Rabbi Jonathan Rosenblatt, the New York spiritual leader who has been under fire for having sauna chats with boys in his congregation, reportedly has resigned from his Bronx synagogue.
The decision was announced in an email letter sent to the synagogue membership on Wednesday evening signed by the synagogue’s president, Samson Fine, the Israel-based news website reported.
“Rabbi Rosenblatt has today informed RJC’s leadership that he intends to step aside from the Senior Rabbinate of the RJC,” the email read, according to the Times of Israel. “The Shul’s Board of Trustees was informed at this evening Board meeting and we anticipate discussing transition details the Board in the next two weeks.”

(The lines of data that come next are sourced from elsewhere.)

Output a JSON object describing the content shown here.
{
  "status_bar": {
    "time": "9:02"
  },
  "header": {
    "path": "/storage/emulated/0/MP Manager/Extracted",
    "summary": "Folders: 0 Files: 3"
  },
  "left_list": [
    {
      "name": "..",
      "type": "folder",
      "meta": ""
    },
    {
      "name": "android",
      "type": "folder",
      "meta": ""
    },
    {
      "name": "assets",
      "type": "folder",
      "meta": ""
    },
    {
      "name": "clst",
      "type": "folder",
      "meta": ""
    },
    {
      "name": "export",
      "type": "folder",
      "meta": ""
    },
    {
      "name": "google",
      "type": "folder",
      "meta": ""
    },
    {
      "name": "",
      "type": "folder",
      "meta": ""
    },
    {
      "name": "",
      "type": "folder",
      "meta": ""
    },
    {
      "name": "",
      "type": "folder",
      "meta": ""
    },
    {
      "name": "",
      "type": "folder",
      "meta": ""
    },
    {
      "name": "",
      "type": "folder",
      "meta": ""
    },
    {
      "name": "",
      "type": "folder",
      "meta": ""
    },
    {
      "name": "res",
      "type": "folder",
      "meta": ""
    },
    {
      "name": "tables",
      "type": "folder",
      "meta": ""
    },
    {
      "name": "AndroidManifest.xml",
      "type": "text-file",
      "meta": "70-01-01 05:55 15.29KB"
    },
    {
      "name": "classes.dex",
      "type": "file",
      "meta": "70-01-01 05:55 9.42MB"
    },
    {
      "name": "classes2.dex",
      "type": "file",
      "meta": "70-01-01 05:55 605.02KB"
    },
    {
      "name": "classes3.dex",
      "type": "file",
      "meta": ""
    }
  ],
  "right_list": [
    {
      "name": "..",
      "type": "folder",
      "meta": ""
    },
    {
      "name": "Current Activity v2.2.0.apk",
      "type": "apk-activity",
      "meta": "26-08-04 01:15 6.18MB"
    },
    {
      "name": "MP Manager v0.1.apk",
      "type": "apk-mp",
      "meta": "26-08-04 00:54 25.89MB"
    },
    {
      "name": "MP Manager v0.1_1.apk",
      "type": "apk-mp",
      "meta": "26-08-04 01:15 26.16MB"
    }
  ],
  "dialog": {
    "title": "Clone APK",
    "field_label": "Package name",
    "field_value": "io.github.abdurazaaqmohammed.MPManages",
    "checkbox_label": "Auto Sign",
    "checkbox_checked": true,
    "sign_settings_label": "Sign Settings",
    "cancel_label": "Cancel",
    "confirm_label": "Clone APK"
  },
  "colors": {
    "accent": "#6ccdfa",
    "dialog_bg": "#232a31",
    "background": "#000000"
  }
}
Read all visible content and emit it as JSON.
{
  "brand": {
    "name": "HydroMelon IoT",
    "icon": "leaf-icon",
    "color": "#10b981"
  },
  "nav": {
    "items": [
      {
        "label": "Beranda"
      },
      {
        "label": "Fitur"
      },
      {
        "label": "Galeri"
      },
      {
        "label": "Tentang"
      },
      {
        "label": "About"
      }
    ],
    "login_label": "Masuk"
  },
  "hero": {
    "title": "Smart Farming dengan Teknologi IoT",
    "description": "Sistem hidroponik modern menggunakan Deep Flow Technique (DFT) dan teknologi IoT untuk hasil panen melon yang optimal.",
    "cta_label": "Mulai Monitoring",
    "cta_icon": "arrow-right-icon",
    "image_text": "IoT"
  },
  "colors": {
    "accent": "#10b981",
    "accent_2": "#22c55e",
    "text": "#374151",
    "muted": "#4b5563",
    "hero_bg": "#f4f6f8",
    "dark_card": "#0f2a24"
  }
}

Rosenblatt playing racquetball and visiting the showers and sauna with boys and young men from the congregation garnered headlines after an expose in The New York Times last May. The article reported that some congregants and former congregants of the modern Orthodox synagogue discussed the trips to the sauna, during which the rabbi “engaged the boys in searching conversations about their lives, problems and faith.”
No one cited in the story accused Rosenblatt of sexual touching, but several expressed their discomfort with the practice and described the behavior as deeply inappropriate for a rabbi and mentor. At various times, Rosenblatt was told by rabbinic bodies or his congregation’s board to limit such activity.
The synagogue determined early last June that no misconduct took place during the sauna sessions, and that Rosenblatt adhered to established guidelines in engaging with the boys.
Rosenblatt apologized in a letter to the congregation for inappropriate behavior and denied any criminal wrongdoing.
Following the Times story, the RJC’s board of directors voted 34-8 to seek a financial settlement to get Rosenblatt to resign his pulpit. But Rosenblatt vowed to stay on, saying that removing him would be a “disproportionate” response. Hundreds of congregants signed a petition backing the rabbi, while far fewer signed a competing petition calling on Rosenblatt to resign.
Rosenblatt’s determination to stay was bolstered by the warm reception he received after rending a dramatic public apology in front of hundreds of congregants at a synagogue gathering in late June.
Rosenblatt, a Baltimore native, studied in Israel at Yeshivat Har Etzion and was ordained by the Rabbi Isaac Elchanan Theological Seminary of Yeshiva University in 1982.